The issue for HN is not that politics are off topic or "don't bring politics
into tech", as if these two things could be kept distinct to begin with. It's
that internet forums have a strong tendency to devolve into flamewar.
Political flamewar will quickly take over the site if allowed to. That would
destroy HN for its mandate, which is to gratify intellectual curiosity
([https://news.ycombinator.com/newsguidelines.html](https://news.ycombinator.com/newsguidelines.html)).
So we can't just not moderate such threads.

Excluding politics is not an option either, for a bunch of reasons. One is
that many of the topics that get discussed here have a strong political
overlap. It wouldn't serve intellectual curiosity to exclude those.

Therefore we need a more complex approach that includes some political topics
and discussions while excluding others. I've written many explanations of
exactly what our approach is and how we've worked it out over the years:
[https://hn.algolia.com/?dateRange=all&page=0&prefix=false&qu...](https://hn.algolia.com/?dateRange=all&page=0&prefix=false&query=by%3Adang%20political%20overlap&sort=byDate&type=comment)

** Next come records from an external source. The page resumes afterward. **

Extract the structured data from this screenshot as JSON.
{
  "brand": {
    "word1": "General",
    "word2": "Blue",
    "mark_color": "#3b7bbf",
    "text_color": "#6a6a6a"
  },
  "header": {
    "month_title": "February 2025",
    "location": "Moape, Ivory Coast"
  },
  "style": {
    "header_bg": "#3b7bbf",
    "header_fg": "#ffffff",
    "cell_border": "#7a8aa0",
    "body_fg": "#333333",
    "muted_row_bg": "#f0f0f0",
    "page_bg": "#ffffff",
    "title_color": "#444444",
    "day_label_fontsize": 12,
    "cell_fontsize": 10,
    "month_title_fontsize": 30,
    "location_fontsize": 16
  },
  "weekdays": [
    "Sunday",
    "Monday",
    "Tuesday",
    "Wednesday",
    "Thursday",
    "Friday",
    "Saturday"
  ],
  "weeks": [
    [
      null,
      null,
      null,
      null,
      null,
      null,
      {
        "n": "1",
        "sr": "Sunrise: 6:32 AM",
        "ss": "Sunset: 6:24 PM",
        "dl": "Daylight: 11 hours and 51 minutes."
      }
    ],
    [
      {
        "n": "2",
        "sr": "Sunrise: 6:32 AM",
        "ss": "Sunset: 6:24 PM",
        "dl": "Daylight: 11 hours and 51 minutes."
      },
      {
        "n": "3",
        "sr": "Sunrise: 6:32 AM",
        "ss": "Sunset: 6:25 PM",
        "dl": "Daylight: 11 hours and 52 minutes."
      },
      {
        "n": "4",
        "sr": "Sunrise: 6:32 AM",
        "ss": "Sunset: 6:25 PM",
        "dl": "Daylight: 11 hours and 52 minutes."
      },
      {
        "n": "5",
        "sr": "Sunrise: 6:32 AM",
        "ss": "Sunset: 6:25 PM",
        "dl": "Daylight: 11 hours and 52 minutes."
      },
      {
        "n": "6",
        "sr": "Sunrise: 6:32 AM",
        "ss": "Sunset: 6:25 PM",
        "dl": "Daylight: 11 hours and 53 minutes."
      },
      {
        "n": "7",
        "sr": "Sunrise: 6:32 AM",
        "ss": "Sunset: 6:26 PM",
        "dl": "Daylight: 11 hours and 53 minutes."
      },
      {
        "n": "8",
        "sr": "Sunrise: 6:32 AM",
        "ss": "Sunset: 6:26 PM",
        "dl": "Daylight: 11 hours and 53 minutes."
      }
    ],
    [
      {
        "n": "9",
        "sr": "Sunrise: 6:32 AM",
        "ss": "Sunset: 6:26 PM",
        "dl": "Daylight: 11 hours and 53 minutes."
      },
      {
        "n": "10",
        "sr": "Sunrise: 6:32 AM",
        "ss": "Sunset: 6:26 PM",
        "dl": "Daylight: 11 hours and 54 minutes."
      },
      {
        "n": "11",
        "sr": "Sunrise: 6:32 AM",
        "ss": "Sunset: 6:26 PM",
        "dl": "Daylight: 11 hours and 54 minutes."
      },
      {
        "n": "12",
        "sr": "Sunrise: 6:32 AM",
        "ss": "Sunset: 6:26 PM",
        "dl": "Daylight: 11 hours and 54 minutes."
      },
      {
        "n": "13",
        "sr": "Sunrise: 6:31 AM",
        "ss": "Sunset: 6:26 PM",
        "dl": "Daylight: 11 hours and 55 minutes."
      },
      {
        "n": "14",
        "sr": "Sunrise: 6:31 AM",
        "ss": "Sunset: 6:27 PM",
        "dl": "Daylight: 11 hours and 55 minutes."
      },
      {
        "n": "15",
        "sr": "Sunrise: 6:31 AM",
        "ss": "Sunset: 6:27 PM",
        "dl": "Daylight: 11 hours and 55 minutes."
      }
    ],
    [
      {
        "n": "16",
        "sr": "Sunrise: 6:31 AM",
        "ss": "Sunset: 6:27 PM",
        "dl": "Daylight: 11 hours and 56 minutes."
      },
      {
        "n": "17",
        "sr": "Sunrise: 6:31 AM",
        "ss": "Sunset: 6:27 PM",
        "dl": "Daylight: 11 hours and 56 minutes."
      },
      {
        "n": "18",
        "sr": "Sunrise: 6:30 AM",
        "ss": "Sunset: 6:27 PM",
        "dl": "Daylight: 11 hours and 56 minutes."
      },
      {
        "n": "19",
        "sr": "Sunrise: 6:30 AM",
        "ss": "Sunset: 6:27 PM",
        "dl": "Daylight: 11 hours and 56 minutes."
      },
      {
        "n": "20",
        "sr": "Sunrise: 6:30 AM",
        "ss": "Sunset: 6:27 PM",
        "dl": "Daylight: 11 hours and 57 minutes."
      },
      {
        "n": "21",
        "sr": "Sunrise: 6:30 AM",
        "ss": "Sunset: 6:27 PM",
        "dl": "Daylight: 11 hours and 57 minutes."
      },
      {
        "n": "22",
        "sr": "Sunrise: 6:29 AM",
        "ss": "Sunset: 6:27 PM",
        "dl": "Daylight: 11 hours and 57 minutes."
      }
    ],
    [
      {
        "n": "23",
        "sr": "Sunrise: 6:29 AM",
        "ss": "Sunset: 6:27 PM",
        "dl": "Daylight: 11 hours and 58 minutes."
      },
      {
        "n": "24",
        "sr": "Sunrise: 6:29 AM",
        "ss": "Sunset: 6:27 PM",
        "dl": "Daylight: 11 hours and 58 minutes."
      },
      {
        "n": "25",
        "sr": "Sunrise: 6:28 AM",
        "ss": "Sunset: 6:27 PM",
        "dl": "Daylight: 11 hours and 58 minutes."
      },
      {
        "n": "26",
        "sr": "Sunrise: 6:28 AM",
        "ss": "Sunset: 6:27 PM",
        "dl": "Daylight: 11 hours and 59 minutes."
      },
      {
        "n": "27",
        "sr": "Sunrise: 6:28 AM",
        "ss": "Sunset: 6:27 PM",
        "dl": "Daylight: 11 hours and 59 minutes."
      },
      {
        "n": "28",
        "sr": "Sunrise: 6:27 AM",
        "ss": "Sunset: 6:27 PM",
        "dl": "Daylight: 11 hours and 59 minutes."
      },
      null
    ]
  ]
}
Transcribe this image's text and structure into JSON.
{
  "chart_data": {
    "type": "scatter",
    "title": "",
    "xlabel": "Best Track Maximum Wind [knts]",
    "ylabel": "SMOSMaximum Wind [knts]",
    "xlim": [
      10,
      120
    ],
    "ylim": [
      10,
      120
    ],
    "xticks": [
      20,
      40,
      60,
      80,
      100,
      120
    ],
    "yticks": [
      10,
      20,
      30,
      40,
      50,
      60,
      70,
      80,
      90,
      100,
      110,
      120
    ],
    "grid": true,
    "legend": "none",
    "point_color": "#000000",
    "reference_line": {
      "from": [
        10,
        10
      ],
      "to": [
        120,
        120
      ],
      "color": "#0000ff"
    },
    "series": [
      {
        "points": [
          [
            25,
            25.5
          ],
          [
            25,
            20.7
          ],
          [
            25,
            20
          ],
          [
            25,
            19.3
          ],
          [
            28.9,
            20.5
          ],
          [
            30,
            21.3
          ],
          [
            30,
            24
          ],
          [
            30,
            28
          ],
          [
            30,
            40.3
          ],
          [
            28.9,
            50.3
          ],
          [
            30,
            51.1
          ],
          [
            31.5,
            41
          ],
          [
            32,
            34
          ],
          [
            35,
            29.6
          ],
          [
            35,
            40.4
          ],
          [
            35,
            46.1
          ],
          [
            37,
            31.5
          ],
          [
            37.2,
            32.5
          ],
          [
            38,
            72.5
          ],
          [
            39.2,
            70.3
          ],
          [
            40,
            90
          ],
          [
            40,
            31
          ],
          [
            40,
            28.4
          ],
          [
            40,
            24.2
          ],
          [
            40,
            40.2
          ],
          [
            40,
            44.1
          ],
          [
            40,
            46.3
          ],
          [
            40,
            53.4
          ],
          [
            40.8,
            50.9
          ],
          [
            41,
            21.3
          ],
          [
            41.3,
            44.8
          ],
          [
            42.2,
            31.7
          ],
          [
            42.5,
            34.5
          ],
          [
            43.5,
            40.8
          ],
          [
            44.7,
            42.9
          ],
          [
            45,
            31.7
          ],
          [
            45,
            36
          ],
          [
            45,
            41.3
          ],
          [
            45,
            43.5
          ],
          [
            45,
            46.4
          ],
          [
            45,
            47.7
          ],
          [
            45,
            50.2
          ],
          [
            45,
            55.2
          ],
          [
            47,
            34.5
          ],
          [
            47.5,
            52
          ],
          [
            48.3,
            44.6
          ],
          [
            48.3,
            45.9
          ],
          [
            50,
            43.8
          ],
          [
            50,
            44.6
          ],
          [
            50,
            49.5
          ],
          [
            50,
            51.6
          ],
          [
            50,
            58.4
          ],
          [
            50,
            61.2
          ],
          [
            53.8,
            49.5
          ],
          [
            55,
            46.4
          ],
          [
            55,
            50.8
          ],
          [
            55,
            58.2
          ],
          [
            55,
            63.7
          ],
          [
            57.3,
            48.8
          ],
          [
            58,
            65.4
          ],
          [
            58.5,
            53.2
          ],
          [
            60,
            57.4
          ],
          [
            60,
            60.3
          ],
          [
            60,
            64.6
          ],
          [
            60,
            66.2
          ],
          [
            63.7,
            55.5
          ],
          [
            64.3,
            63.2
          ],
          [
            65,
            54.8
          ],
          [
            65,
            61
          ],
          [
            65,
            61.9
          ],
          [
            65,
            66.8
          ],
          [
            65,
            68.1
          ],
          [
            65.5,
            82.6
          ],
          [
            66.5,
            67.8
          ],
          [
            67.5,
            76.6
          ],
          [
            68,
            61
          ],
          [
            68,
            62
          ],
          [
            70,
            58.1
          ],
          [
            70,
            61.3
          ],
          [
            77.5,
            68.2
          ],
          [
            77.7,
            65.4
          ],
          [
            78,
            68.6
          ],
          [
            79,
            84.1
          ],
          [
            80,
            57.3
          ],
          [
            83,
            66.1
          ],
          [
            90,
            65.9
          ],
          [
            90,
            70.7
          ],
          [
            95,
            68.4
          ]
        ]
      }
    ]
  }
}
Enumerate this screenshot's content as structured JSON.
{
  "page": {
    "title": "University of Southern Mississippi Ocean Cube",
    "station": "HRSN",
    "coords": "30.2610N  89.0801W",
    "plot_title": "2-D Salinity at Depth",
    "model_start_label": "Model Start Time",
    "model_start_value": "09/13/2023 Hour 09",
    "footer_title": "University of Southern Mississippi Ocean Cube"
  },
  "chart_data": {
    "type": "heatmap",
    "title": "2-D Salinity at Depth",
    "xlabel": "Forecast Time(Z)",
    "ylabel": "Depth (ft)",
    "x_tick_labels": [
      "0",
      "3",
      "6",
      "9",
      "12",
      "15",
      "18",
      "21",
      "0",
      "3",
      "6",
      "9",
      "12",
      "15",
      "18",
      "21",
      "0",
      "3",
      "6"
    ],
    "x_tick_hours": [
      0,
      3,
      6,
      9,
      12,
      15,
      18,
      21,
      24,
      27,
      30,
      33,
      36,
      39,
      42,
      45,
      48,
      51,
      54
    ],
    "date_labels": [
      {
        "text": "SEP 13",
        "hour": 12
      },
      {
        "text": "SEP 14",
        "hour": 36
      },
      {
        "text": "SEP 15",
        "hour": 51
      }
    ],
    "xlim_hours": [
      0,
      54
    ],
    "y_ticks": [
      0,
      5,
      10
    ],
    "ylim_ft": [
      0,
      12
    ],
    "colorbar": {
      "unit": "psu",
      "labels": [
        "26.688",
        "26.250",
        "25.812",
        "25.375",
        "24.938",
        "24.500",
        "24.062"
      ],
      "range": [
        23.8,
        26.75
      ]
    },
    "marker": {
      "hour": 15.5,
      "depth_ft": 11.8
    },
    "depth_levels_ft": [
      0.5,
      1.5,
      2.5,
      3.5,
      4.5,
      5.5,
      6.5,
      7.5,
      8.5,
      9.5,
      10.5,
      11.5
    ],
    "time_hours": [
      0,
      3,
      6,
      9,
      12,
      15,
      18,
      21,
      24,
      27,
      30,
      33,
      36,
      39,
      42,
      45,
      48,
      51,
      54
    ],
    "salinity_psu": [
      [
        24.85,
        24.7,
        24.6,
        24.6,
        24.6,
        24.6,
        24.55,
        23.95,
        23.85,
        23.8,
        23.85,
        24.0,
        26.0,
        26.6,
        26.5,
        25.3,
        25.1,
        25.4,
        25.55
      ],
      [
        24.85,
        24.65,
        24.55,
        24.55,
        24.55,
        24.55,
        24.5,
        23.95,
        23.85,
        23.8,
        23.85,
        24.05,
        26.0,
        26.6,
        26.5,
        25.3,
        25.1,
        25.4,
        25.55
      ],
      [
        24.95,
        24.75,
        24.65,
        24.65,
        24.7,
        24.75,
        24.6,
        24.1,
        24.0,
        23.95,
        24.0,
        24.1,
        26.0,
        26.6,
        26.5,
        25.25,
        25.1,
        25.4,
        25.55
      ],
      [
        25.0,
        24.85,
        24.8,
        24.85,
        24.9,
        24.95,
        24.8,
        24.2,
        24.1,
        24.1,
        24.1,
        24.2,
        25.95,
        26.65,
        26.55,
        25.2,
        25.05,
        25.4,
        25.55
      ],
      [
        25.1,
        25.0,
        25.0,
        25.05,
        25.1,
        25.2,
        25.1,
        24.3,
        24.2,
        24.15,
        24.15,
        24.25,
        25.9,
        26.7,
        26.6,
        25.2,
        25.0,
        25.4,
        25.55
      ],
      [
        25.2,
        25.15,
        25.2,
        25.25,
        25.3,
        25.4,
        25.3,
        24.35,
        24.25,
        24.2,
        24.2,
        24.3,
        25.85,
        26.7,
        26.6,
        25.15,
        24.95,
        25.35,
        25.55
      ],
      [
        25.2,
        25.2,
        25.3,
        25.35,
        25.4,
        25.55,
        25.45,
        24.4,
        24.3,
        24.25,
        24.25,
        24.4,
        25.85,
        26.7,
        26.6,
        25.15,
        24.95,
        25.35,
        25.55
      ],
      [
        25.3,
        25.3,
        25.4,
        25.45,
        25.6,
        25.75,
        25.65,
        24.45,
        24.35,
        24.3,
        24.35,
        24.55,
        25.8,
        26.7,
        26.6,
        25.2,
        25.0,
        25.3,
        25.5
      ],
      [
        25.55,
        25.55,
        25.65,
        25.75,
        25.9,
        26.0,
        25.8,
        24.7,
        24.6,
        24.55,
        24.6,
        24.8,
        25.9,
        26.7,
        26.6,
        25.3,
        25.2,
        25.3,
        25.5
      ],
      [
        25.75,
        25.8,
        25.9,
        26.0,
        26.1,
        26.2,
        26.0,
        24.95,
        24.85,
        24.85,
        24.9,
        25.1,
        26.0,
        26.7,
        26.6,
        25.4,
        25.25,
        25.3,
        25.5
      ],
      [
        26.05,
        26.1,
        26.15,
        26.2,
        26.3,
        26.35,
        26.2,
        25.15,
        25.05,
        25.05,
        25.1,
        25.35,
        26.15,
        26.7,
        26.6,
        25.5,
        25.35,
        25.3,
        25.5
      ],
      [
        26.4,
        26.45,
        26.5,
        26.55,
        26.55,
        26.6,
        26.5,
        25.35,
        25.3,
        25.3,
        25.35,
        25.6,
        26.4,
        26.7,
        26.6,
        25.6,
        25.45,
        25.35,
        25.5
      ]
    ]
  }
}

Some good threads to start with might be
[https://news.ycombinator.com/item?id=21607844](https://news.ycombinator.com/item?id=21607844)
and
[https://news.ycombinator.com/item?id=22902396](https://news.ycombinator.com/item?id=22902396).
Also
[https://news.ycombinator.com/item?id=17014869](https://news.ycombinator.com/item?id=17014869),
which shows how far back political discussion goes on HN, as well as the
argument _about_ politics on HN.

If you (or anyone) take a look at those past explanations and still have a
question that isn't answered there, I'd very much like to know what it is.
It's been a while since I've heard a question that isn't covered by the
approach we've worked out, which makes me feel like that approach is the right
one for this site. There are a _lot_ of constraints on this problem, given
HN's intended purpose, the dynamics of the internet, the political world, and
current social trends. It's a bit of a miracle that any solution exists at
all, and I have a hunch that the one we've found may literally be the only one
possible.

------
dang
See
[https://news.ycombinator.com/item?id=23361912](https://news.ycombinator.com/item?id=23361912)
for one answer to a similar question.